9. HellCat hackers run a worldwide Jira hacking spree
The HellCat group worked through a string of large companies, including Jaguar Land Rover, by abusing Jira credentials harvested by infostealer malware. Stolen development logs, source code and employee data were leaked, with many credentials still valid years after they were taken.
10. Clearview AI settles biometric case with an equity stake
A judge approved Clearview AI's settlement of an Illinois biometric privacy class action, valued at roughly 51 million dollars. Rather than cash, members of the class were granted a stake in the facial recognition company, an arrangement that twenty-two state attorneys general opposed.
11. US Treasury lifts sanctions on Tornado Cash
The Treasury removed the cryptocurrency mixer Tornado Cash from its sanctions list, reversing a designation it had imposed in 2022. The move followed a federal appeals court ruling that immutable smart contracts were not property that the government could sanction.
12. Hacker defaces NYU website and exposes admissions data
A hacker took over New York University's website and posted data drawn from decades of admissions records. More than a million people had information exposed, including names, addresses, test scores and grade point averages, and the attacker framed the breach around the university's admissions practices.
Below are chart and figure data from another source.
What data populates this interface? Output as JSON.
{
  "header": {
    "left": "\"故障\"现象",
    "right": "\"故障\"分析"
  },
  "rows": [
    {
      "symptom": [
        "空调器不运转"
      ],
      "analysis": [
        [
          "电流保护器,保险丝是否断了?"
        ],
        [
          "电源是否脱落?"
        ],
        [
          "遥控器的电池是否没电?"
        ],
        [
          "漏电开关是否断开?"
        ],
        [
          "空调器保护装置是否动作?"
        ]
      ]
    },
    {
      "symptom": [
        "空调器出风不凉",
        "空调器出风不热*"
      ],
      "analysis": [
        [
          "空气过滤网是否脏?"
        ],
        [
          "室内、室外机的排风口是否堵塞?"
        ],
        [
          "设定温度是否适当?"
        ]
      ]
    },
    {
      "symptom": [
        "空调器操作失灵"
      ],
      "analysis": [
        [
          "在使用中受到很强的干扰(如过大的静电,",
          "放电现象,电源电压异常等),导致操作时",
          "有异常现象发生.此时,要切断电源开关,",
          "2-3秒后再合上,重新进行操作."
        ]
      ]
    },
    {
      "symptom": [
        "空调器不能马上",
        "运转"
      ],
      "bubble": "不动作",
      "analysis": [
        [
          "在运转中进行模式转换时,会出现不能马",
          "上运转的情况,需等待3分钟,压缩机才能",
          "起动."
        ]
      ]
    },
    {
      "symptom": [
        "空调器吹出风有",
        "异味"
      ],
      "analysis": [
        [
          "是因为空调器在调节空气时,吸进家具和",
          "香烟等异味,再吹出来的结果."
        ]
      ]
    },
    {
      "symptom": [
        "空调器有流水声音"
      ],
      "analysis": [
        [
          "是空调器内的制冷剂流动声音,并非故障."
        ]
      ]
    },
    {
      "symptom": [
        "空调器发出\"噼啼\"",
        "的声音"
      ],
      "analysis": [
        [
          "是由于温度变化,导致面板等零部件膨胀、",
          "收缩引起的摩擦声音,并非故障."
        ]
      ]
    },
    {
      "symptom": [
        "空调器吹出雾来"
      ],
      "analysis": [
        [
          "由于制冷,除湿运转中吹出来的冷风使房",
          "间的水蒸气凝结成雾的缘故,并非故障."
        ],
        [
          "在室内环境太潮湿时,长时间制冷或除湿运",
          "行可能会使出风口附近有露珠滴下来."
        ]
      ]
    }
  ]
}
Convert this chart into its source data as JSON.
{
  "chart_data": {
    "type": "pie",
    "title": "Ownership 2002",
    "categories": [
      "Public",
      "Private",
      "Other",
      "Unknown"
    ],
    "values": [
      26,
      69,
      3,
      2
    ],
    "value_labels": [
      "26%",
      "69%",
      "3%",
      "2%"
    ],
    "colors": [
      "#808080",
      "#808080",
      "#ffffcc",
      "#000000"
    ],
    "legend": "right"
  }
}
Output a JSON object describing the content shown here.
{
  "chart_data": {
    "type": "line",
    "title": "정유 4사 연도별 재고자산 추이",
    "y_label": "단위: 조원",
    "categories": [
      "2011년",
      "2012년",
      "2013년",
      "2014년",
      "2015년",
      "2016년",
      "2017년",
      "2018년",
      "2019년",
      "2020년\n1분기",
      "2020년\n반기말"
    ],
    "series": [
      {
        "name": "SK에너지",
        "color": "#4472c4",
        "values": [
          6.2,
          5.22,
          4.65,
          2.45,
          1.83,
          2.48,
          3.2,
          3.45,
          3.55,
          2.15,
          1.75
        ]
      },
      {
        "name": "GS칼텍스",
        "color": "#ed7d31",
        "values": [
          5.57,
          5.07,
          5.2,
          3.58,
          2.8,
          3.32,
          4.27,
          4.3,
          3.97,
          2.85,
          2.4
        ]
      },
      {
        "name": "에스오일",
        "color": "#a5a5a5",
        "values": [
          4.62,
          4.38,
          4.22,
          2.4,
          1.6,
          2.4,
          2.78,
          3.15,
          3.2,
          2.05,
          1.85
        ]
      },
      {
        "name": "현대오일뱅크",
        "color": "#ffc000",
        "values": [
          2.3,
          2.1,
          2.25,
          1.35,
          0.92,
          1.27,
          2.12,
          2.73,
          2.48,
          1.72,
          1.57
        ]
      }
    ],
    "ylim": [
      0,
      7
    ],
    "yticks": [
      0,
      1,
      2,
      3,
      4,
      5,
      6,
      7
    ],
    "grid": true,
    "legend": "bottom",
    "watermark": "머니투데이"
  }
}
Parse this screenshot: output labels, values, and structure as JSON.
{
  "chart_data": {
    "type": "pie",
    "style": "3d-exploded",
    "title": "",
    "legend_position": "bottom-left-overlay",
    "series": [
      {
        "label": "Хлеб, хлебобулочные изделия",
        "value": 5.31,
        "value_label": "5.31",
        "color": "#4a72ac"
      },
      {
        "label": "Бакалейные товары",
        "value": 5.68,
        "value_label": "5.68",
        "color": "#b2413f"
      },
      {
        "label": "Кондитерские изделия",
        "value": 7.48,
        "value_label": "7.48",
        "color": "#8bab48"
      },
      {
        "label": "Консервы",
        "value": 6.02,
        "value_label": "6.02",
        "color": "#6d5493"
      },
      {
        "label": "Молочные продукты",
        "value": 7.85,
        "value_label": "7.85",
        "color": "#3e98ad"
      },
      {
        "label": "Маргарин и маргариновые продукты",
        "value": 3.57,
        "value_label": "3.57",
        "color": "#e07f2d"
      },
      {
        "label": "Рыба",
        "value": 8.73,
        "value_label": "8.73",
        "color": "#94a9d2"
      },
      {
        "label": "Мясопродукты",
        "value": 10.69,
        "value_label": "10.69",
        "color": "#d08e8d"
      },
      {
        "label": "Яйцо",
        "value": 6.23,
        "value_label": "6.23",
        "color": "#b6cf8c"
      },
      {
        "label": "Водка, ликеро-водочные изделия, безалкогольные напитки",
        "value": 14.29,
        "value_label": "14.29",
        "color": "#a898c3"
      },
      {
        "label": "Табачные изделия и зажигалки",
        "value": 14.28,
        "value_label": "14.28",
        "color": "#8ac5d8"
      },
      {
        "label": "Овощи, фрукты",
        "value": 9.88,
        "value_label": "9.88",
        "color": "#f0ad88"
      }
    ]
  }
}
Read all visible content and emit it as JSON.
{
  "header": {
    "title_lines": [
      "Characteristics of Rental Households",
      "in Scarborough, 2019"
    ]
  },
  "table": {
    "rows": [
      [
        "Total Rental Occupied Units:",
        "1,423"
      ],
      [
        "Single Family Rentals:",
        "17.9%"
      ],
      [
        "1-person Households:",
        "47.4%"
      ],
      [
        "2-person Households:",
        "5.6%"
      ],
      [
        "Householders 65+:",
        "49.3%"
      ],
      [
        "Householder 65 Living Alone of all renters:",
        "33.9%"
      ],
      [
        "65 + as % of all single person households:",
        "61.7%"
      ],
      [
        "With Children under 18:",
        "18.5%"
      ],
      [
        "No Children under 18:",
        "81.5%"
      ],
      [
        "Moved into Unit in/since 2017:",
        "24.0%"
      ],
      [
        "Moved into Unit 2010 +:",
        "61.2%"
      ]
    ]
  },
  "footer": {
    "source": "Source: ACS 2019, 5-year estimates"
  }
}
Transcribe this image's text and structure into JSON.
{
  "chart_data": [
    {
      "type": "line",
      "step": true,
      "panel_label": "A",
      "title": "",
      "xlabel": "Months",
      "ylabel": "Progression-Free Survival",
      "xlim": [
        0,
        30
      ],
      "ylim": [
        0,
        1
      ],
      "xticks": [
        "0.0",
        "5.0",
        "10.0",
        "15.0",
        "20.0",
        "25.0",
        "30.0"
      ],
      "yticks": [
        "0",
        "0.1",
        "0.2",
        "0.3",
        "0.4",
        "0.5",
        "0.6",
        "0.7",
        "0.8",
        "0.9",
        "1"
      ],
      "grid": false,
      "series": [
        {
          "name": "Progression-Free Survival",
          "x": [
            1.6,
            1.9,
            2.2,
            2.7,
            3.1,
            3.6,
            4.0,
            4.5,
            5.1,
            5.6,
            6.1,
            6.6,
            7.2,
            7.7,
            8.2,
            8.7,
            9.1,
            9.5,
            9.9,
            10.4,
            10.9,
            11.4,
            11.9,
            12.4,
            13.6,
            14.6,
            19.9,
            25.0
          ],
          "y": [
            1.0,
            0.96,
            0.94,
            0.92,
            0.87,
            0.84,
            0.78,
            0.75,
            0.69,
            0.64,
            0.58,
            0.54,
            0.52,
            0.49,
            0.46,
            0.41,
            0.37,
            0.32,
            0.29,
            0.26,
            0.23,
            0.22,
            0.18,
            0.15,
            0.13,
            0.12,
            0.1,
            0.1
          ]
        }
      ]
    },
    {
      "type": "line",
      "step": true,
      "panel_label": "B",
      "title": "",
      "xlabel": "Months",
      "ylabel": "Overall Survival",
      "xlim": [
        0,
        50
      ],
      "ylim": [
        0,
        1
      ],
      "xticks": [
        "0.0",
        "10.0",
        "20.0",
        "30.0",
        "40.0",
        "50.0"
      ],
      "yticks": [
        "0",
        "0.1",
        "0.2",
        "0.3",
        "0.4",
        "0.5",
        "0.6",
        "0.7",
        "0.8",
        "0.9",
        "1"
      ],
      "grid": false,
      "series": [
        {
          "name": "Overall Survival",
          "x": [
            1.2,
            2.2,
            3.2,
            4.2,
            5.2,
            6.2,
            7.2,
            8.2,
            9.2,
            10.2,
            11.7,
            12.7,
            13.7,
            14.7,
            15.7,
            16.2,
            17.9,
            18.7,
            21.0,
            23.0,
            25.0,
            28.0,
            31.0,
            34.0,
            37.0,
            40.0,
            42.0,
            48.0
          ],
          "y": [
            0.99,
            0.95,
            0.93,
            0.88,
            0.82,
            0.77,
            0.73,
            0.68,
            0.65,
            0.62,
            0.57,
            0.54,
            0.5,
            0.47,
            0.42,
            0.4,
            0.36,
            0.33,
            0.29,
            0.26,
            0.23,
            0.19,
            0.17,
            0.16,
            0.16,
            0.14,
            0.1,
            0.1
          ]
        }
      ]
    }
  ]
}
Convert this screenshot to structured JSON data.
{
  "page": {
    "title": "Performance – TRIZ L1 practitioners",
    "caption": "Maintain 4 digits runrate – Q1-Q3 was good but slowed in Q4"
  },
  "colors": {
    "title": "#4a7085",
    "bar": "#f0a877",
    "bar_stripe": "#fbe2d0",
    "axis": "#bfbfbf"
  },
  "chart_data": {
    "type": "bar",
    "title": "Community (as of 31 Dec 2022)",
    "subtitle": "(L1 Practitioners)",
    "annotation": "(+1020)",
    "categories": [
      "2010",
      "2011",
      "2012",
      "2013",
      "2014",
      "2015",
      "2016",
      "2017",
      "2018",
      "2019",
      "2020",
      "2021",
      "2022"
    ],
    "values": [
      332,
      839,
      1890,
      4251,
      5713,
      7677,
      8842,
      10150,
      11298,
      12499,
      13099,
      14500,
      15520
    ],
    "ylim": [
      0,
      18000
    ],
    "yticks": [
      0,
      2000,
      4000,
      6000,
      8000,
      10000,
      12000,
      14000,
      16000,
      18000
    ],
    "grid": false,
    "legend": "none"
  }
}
13. 23andMe files for bankruptcy and its DNA data hangs in the balance
The genetic testing firm 23andMe filed for bankruptcy protection and its chief executive resigned, raising alarm about the fate of DNA data held on roughly fifteen million customers. Privacy advocates and state attorneys general warned that the sensitive genetic archive could be sold through the court process.
14. Virginia governor vetoes high-risk AI bill
Governor Glenn Youngkin vetoed House Bill 2094, which would have regulated high-risk artificial intelligence systems used in decisions about jobs, credit and healthcare. The veto stopped Virginia from becoming the second state, after Colorado, to adopt a broad AI governance law.
→ iapp.org
15. Security expert Troy Hunt is caught by a Mailchimp phish
Troy Hunt, who runs the Have I Been Pwned breach service, fell for a phishing email that captured his Mailchimp credentials. Attackers exported his newsletter list of around 16,000 subscribers, along with the IP addresses and approximate locations Mailchimp had collected.
16. The Atlantic publishes the full Signal war plans thread
After officials insisted no classified material had been shared, The Atlantic published the full Signal exchange in which Pentagon leaders discussed strikes on Yemen. The messages, sent to a group that had accidentally included the magazine's editor, contained aircraft types, weapons and attack timings.
17. StreamElements discloses a third-party data breach
The streaming services firm StreamElements confirmed a breach at a former third-party provider after a hacker began leaking customer records. The stolen data covered roughly 210,000 customers and included names, addresses, phone numbers and email addresses.
18. Utah makes app stores responsible for age verification
Utah became the first state to enact an App Store Accountability Act, shifting the duty to verify ages onto Apple and Google rather than individual apps. The law requires parental consent before minors can download apps, drawing fresh privacy concerns about centralised identity checks.
19. EFF argues online tracking is out of control
The Electronic Frontier Foundation set out how invisible tracking code on most websites lets companies, including data brokers, collect and sell information about people's browsing. It pointed to an updated version of its Privacy Badger tool that strips tracking added to links across Google and Facebook services.
20. Oracle faces criticism over its handling of two breaches
Oracle came under fire for its response to two separate security incidents, one involving Oracle Health patient records and another involving claims of stolen Oracle Cloud credentials. The company flatly denied any cloud breach even as customers said leaked samples appeared genuine, and researchers accused it of careful wordsmithing.